Current mortgage rates have risen a bit in the past months, but still remain well below their year-ago values, and are keeping millions of homeowners “in the money” for a home refinance to lower rates. Comparing to the start of last year, homeowners can purchase ten percent more home for their dollar, extending purchasing power and driving the home buying economy. The question at hand is whether interest rates will remain this low through 2015 and into 2016. After recent surveys and reports, consumers do not believe they will last much longer. The government-backed survey, known as Fannie Mae, conducted a survey with 96 percent of U.S. consumers thinking mortgage rates have bottomed out and are the best they’ll see for a while.


After reviewing the survey, only 4 percent of consumers believe that interest rates will lower even more this year. After mortgage rates fell below 4 percent in November last year, the average 3-=year rates remained in the 3’s through the first week of June. This has been an 8-month stretch of rates in the 3 percent category. To go along with low rates as well, 15-year rates have been in the 2 percent area, resulting in a large refinance volume climb. Last quarter resulted in the largest amount of conventional mortgages refinance loans than during any time in the last six quarters.


It is also not just conventional loans remaining low; FHA, VA, and USDA loans have all remained similarly low. For the entire past year, FHA loans have remained roughly 0.25 percent lower than Fannie Mae and Freddie Mac backed loans. VA and USDA loans have remained steadily lower at an average approximately at 0.375 percent points lower. The results of low FHA, VA, and USDA loans make it simpler to refinance such loans, as their respective streamline refinance programs require minimum monthly savings. With current mortgage rates being low, it is easier to meet these requirements.

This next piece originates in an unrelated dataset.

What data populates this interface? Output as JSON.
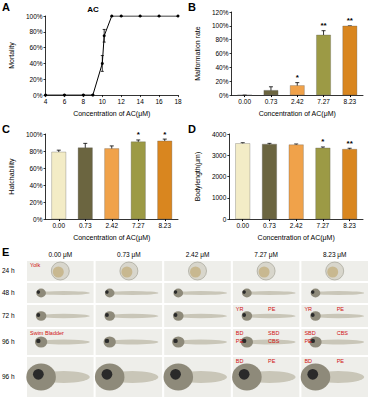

Do not let the survey percentages hinder you from believing rates will continue to drop. Consumers are usually wrong about their guesses of mortgage rates. In last year’s survey, 96 percent of consumers believed that at that time mortgage rates had bottomed out and would spike coming into the second two quarters of the year. Obviously, we have seen mortgage rates continue to drop and a mini-refinance boom begin.


Another thought to take away from the survey is that consumers are bullish towards the housing market. 66 percent of consumers surveyed are saying right now is the good time to buy a home. It is not tough to see why consumers are taking this outlook on the market. Cities that were the hardest hit in last decades crash, are also the ones leading the way towards this decades rebound. As compared to two years ago, in many U.S. cities, home values are up more than 10 percent and the housing market is recovering and making national news since late 2012. Cities such as Phoenix, San Francisco, and Los Angeles are the notable markets leading the charge. Single-family homes in these cities have had their values climb over thirty percent from lows. Condo’s in these markets have fared even better than homes and it is challenging to find a housing metric that doesn’t show solid annual growth. Existing home supply has remained in bull market territory, new home sales continue to expand even as prices rise, and mortgage lenders that exhibits confidence in housing, are expanding loan guidelines. With mortgage rates remaining low, purchasing power is stretched making home affordability extremely high. As we spoke about in other articles, homebuyers have access to a multitude of low and no down payment mortgage loans to help with financing, including the USDA mortgage and no-money-down VA loan. Another mortgage loan we have spoke about is the 3.5% down FHA loan that requires only a 3 percent down payment.


Furthermore, more purchase home loans are getting approved than during any period since 2011, according to Ellie Mae. Buyers not only have access to low-down payment programs, but they’re having an easier time getting to closing. Mortgage rates have climbed since the start of May, but remain low as compared to most of 2014; and, as compared to history. It’s an excellent time to consider a refinance or the purchase of a new home.